The Onset of a Hashimoto's Flare: Day One
I woke up this morning slowly. I don’t sleep late very often, but this morning I got up about 20 minutes before I had somewhere to be, which was 11:15. If I hadn’t had to leave, I wouldn’t have got up then. I just felt tired. I was otherwise OK. I went to church and a volunteer meeting. I felt good. I socialized and played with babies, then I went to a meeting that I paid attention to and contributed to. All was well.
After all that, I decided to go pick up a few things. While shopping, I went to scratch my arm and it hurt. It sent pain waves into places that scratching my arm shouldn’t hurt. I took note, but didn’t think much of it. While shopping, my shirt started to feel heavy and bothersome against my skin. I reached for something above my head, and my shoulder suddenly ached with the weight of my arm.
And then I put it all together and realized I’m in the beginning of a flare. I came straight home and quickly did the things I had to get done today (litter box, give the dog a bath, get something to eat). And then I fell apart. I got hit by a metaphorical truck. As I sit here writing, my brain works fine. I don’t have any brain fog, which is unusual for me. Brain fog is typically my first symptom.
My body in general just aches. It’s difficult to really describe how it hurts. If I look down, my neck pulls and it hurts throughout my back. If I cross my legs, my calves hurts, but if I stretch out my hips hurt. My sides hurt because that’s where my pajama shirt is rubbing against my skin. If I take a deep breath, my hysterectomy scars hurt. Those are specific aches. The ambiguous pain, it’s like burning, stinging needles in my arms and hands. I can feel my heartbeat throughout my body. I just feel like a giant bruise. I’d love a massage, but it would hurt terribly. It’s my legs in
particular that hurt, from my hips to the bottom of my feet. Aching, burning. Shooting pain.
The ache is actually secondary to the difficulty moving. I’m not exactly fatigued. A little tired, sure. But getting off the couch feels like The Impossible Thing. My water bottle is in the other room and standing up, walking in there, walking back and getting situated back on the couch to write feels like walking underwater or walking through molasses. The air is thick and I can’t move through it.

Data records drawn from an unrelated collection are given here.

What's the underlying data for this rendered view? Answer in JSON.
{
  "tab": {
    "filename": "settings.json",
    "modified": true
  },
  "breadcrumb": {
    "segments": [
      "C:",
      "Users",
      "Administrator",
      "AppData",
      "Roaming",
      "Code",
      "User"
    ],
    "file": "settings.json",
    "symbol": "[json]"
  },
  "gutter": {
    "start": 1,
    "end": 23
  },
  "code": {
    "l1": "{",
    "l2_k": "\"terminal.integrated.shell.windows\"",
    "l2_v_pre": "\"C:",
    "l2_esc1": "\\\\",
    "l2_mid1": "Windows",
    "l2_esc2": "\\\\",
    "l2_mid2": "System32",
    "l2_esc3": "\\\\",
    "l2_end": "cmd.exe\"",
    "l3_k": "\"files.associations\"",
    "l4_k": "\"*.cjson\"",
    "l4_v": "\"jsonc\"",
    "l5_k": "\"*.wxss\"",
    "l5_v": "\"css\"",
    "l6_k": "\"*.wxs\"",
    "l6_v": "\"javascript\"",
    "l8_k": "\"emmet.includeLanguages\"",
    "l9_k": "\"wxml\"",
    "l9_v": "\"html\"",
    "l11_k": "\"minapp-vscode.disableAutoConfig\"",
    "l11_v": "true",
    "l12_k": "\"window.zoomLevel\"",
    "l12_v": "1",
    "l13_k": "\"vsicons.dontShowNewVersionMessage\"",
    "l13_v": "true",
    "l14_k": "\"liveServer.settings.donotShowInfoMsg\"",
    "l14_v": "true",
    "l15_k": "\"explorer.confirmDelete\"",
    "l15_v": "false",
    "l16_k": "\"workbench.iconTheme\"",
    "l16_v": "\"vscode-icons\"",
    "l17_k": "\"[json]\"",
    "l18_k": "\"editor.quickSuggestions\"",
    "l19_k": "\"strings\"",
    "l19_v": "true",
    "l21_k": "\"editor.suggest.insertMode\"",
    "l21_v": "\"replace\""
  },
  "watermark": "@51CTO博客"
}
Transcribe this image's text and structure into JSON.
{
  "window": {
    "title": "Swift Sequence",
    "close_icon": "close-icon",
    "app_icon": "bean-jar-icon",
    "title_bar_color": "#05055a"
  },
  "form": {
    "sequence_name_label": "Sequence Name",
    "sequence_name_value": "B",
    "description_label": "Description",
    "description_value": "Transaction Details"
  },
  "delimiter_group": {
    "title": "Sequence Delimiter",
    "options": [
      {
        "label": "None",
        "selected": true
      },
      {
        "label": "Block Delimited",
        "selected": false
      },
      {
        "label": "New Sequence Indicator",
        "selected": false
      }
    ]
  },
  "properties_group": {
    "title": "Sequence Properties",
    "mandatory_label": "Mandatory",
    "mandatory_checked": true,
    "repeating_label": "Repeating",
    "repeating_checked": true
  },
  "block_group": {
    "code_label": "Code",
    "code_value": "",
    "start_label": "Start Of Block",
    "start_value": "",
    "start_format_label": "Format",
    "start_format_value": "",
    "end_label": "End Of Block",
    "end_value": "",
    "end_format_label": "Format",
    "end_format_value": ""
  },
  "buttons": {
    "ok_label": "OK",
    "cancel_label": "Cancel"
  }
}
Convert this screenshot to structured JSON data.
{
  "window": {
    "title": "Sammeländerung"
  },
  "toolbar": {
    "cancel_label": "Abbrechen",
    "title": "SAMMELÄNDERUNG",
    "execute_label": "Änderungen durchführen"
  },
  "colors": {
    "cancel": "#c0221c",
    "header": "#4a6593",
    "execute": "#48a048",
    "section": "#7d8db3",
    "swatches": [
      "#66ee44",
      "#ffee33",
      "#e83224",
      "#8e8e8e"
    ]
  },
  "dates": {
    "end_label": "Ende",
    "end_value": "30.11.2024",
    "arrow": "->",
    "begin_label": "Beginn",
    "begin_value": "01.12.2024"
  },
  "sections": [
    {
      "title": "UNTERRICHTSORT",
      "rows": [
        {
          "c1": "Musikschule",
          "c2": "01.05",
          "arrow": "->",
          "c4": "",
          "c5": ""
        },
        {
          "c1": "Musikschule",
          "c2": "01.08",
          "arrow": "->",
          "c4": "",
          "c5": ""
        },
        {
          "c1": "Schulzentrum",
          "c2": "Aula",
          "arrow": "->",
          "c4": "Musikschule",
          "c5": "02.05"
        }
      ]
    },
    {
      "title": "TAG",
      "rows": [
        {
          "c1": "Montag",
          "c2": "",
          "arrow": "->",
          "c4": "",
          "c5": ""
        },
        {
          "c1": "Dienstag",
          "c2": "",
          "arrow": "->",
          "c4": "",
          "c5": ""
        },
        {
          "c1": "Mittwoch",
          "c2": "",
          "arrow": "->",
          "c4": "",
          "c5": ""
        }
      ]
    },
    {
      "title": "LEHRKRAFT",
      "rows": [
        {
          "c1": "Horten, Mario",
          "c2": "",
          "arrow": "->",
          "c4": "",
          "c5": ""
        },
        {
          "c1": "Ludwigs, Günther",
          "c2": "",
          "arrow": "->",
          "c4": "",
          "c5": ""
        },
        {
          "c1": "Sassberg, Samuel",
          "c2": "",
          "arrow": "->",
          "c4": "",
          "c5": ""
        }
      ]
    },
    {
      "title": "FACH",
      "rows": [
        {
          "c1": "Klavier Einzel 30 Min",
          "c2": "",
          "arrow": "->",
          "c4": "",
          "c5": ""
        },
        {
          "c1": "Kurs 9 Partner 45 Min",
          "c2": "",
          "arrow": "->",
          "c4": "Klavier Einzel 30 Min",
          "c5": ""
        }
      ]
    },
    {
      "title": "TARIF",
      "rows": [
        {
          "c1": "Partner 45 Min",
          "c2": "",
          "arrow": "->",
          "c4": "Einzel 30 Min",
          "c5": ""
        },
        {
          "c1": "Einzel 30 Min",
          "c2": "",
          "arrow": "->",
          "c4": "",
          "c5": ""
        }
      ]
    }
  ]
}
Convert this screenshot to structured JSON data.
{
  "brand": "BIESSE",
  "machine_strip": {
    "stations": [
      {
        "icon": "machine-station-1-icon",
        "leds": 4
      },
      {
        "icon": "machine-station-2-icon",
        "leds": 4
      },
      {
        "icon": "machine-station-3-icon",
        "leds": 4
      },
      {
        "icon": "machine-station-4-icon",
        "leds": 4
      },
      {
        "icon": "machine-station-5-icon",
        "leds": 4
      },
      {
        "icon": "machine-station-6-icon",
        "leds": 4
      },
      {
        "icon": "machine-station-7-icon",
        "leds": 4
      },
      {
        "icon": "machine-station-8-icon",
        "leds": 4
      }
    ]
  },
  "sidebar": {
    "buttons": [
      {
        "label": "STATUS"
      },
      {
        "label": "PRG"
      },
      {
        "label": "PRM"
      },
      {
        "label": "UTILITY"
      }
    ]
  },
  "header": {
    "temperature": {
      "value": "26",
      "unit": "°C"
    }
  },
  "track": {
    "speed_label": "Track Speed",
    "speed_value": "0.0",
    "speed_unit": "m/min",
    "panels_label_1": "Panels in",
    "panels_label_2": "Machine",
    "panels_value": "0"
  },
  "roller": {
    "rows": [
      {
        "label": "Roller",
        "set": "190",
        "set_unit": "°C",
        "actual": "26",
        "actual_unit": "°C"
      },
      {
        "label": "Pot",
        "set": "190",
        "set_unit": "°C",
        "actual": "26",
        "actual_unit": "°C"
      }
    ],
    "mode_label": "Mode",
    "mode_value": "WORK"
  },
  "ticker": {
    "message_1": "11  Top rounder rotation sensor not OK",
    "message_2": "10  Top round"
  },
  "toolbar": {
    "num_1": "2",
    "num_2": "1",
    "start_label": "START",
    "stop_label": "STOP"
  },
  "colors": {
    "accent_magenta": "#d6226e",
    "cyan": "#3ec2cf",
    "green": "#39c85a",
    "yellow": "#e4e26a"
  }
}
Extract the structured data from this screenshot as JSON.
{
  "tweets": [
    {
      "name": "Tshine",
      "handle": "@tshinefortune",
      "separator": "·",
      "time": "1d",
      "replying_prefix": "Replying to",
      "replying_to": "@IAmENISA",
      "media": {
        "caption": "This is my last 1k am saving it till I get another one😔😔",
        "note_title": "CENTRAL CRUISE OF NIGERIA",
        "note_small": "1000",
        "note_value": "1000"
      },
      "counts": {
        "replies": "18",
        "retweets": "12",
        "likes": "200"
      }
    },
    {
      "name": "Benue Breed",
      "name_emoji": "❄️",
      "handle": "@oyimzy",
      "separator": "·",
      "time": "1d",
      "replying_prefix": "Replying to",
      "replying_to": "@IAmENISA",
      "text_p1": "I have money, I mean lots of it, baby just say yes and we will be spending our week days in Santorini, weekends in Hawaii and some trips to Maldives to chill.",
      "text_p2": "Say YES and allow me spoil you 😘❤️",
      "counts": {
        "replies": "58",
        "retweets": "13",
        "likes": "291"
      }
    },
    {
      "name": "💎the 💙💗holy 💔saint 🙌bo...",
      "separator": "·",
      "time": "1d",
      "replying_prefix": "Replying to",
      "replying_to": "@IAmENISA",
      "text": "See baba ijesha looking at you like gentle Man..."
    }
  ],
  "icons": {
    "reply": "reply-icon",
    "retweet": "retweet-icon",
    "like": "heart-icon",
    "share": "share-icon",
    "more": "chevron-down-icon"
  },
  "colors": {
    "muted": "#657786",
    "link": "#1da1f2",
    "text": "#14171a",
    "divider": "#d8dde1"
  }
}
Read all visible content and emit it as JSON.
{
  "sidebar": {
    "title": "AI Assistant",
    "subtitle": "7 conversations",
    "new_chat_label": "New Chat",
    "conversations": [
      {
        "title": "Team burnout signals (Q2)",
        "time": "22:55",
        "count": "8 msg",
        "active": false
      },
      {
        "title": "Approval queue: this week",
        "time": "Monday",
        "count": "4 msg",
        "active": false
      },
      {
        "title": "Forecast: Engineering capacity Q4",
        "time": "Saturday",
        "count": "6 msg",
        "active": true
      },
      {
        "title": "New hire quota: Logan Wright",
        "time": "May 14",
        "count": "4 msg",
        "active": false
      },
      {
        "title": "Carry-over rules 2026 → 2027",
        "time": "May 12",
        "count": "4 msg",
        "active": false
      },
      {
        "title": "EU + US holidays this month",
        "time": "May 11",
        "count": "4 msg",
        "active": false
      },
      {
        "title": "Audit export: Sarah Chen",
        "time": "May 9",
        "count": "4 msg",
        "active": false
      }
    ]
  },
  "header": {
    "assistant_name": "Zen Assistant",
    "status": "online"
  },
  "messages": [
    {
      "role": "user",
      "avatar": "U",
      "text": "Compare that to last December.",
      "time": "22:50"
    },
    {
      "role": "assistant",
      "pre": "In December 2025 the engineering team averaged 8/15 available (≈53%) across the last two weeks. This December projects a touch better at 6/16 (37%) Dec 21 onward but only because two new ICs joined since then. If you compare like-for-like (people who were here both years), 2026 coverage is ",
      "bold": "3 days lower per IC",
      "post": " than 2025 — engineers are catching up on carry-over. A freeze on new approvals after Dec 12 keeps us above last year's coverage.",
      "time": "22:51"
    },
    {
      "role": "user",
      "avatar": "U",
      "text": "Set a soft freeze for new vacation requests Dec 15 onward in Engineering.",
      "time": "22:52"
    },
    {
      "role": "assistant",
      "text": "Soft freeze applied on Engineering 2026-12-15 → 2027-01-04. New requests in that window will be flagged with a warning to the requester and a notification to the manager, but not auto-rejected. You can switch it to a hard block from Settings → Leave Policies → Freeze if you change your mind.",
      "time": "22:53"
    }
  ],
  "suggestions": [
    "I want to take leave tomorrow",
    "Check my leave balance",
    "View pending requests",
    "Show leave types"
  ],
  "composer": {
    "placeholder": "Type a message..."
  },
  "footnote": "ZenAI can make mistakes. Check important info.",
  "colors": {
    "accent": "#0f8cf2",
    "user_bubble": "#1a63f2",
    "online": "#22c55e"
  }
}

Since the air is thick, I have to breathe consciously too. It’s called air hunger. Just hard to breathe, hard to get enough breath. Going for a walk right now would be out of the question.
This, for me, is the beginning of a flare. It’s a little bit different every time for me. It’s totally different for every person. Maybe there’s a trigger: food, change in weather, stress, allergies, or just because. There doesn’t have to be a trigger.
For me, the fix to a flare is only sleep. It helps to eat clean, drink water, limit stress. That will certainly help. But the only real fix is to sleep so much that it seems impossible to someone without autoimmune problems. Sleep is incredibly important to us spoonies. Maybe it’ll help but maybe it won’t. Maybe this flare will last all week.
It just hurts. A big, nonspecific hurt (with the occasional lightning bolt shooting through my body) that makes it hard to move and hard to breathe.
And this is just the beginning. This is the onset, Day One.